The decision by six justices to end the constitutional right to abortion — overturning landmark rulings like Roe v. Wade and Planned Parenthood v. Casey — has cast a renewed spotlight on what they said on the topic during their confirmation hearings.
Following the standard playbook of most nominees, they all avoided directly stating how they would rule in either case, typically sticking to expressing their belief in the importance of precedent, the legal doctrine of “stare decisis.”
Here is a sampling:
Pressed on whether she would vote to overturn decisions protecting abortion rights, Judge Barrett gave no hint of how she might rule.
“What I will commit is that I will obey all the rules of stare decisis, that if a question comes up before me about whether Casey or any other case should be overruled, that I will follow the law of stare decisis, applying it as the court is articulating it, applying all the factors, reliance, workability, being undermined by later facts in law, just all the standard factors,” she said during her confirmation hearing in October 2020. “I promise to do that for any issue that comes up, abortion or anything else. I’ll follow the law.”
Judge Kavanaugh, questioned repeatedly about how he would rule on Roe, declined to directly answer whether the decision was “correct law.”

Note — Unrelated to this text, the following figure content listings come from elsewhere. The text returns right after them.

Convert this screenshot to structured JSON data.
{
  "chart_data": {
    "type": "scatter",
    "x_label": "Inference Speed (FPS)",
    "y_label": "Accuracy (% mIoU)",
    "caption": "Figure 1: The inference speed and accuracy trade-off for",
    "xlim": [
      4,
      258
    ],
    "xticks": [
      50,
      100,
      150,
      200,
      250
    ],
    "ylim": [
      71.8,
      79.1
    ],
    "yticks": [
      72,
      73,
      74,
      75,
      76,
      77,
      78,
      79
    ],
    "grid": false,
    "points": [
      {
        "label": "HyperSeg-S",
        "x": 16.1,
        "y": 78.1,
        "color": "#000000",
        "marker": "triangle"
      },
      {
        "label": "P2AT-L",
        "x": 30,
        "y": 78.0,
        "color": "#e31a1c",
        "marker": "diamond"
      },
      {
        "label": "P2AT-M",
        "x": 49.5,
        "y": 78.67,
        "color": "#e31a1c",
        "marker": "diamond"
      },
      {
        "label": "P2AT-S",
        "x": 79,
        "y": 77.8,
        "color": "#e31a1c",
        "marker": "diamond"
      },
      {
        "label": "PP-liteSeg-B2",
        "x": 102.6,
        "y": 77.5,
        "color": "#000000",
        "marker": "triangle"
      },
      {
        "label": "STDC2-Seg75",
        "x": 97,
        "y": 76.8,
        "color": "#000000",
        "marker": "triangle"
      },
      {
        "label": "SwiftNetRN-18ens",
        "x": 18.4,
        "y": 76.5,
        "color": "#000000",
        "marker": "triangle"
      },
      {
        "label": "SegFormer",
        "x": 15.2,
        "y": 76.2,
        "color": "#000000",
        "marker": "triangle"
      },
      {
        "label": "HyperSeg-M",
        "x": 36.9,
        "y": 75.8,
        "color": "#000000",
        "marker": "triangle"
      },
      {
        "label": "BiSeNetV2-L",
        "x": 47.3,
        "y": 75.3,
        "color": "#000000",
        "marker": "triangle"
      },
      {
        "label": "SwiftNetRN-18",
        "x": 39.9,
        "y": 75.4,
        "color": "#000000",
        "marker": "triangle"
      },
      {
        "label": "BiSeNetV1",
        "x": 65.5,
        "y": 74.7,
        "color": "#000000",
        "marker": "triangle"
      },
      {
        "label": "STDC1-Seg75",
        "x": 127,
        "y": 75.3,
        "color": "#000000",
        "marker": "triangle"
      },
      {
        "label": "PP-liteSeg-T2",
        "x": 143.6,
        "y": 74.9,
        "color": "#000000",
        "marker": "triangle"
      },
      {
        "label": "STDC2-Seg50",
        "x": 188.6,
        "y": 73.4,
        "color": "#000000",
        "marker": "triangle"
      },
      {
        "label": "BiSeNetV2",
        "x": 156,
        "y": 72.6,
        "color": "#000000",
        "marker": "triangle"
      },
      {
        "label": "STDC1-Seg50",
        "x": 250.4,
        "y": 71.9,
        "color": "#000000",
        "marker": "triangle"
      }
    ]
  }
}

Roe v. Wade “is important precedent of the Supreme Court that has been reaffirmed many times. But then Planned — and this is the point that I want to make that I think is important. Planned Parenthood v. Casey reaffirmed Roe and did so by considering the stare decisis factors,” he said in 2018. “So Casey now becomes a precedent on precedent. It is not as if it is just a run-of-the-mill case that was decided and never been reconsidered, but Casey specifically reconsidered it, applied the stare decisis factors, and decided to reaffirm it. That makes Casey a precedent on precedent.”

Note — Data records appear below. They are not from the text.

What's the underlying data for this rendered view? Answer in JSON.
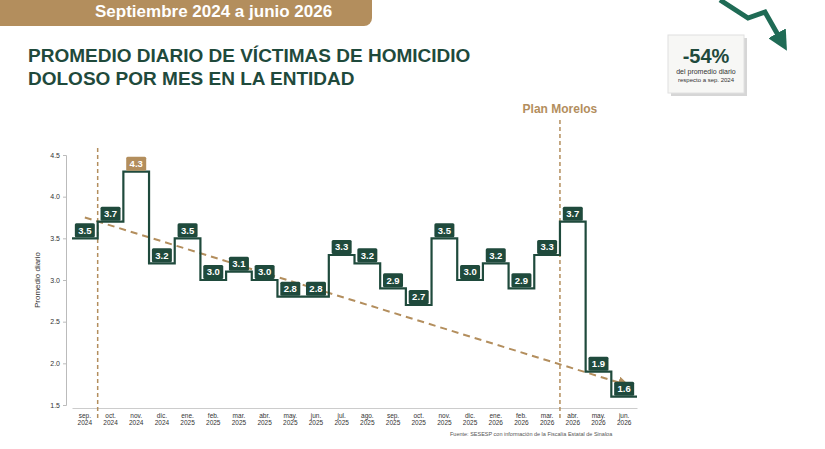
{
  "chart_data": {
    "type": "step",
    "subtitle": "Septiembre 2024 a junio 2026",
    "title": "PROMEDIO DIARIO DE VÍCTIMAS DE HOMICIDIO DOLOSO POR MES EN LA ENTIDAD",
    "title_lines": [
      "PROMEDIO DIARIO DE VÍCTIMAS DE HOMICIDIO",
      "DOLOSO POR MES EN LA ENTIDAD"
    ],
    "y_label": "Promedio diario",
    "categories": [
      "sep. 2024",
      "oct. 2024",
      "nov. 2024",
      "dic. 2024",
      "ene. 2025",
      "feb. 2025",
      "mar. 2025",
      "abr. 2025",
      "may. 2025",
      "jun. 2025",
      "jul. 2025",
      "ago. 2025",
      "sep. 2025",
      "oct. 2025",
      "nov. 2025",
      "dic. 2025",
      "ene. 2026",
      "feb. 2026",
      "mar. 2026",
      "abr. 2026",
      "may. 2026",
      "jun. 2026"
    ],
    "values": [
      3.5,
      3.7,
      4.3,
      3.2,
      3.5,
      3.0,
      3.1,
      3.0,
      2.8,
      2.8,
      3.3,
      3.2,
      2.9,
      2.7,
      3.5,
      3.0,
      3.2,
      2.9,
      3.3,
      3.7,
      1.9,
      1.6
    ],
    "color": "#1f4a3c",
    "colors": [
      "#1f4a3c",
      "#1f4a3c",
      "#b38e5d",
      "#1f4a3c",
      "#1f4a3c",
      "#1f4a3c",
      "#1f4a3c",
      "#1f4a3c",
      "#1f4a3c",
      "#1f4a3c",
      "#1f4a3c",
      "#1f4a3c",
      "#1f4a3c",
      "#1f4a3c",
      "#1f4a3c",
      "#1f4a3c",
      "#1f4a3c",
      "#1f4a3c",
      "#1f4a3c",
      "#1f4a3c",
      "#1f4a3c",
      "#1f4a3c"
    ],
    "ylim": [
      1.5,
      4.5
    ],
    "yticks": [
      1.5,
      {
        "value": 2,
        "label": "2.0"
      },
      2.5,
      {
        "value": 3,
        "label": "3.0"
      },
      3.5,
      {
        "value": 4,
        "label": "4.0"
      },
      4.5
    ],
    "grid": false,
    "data_labels": true,
    "vlines": [
      {
        "between": [
          "sep. 2024",
          "oct. 2024"
        ]
      },
      {
        "between": [
          "mar. 2026",
          "abr. 2026"
        ],
        "label": "Plan Morelos"
      }
    ],
    "trend": {
      "from": {
        "x": "sep. 2024",
        "y": 3.75
      },
      "to": {
        "x": "jun. 2026",
        "y": 1.75
      },
      "color": "#b38e5d",
      "line_style": "dashed"
    },
    "callout": {
      "headline": "-54%",
      "lines": [
        "del promedio diario",
        "respecto a sep. 2024"
      ]
    },
    "source": "Fuente: SESESP con información de la Fiscalía Estatal de Sinaloa"
  }
}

Judge Gorsuch, President Donald J. Trump’s first nominee to the Supreme Court, refused to say how he would rule on abortion.
“Roe v. Wade, decided in 1973, is a precedent of the U.S. Supreme Court. It has been reaffirmed. The reliance interest considerations are important there, and all of the other factors that go into analyzing precedent have to be considered,” he told senators in March 2017. “It is a precedent of the U.S. Supreme Court. It was reaffirmed in Casey in 1992 and in several other cases. So a good judge will consider it as precedent of the U.S. Supreme Court worthy as treatment of precedent like any other.”
He added, “For a judge to start tipping his or her hand about whether they like or dislike this or that precedent would send the wrong signal. It would send the signal to the American people that the judge’s personal views have something to do with the judge’s job.”
During his confirmation hearing in January 2006, Mr. Alito said he would approach the issue of abortion with an open mind.
“Roe v. Wade is an important precedent of the Supreme Court. It was decided in 1973, so it has been on the books for a long time,” he said.
But he stopped short of calling the landmark ruling settled law.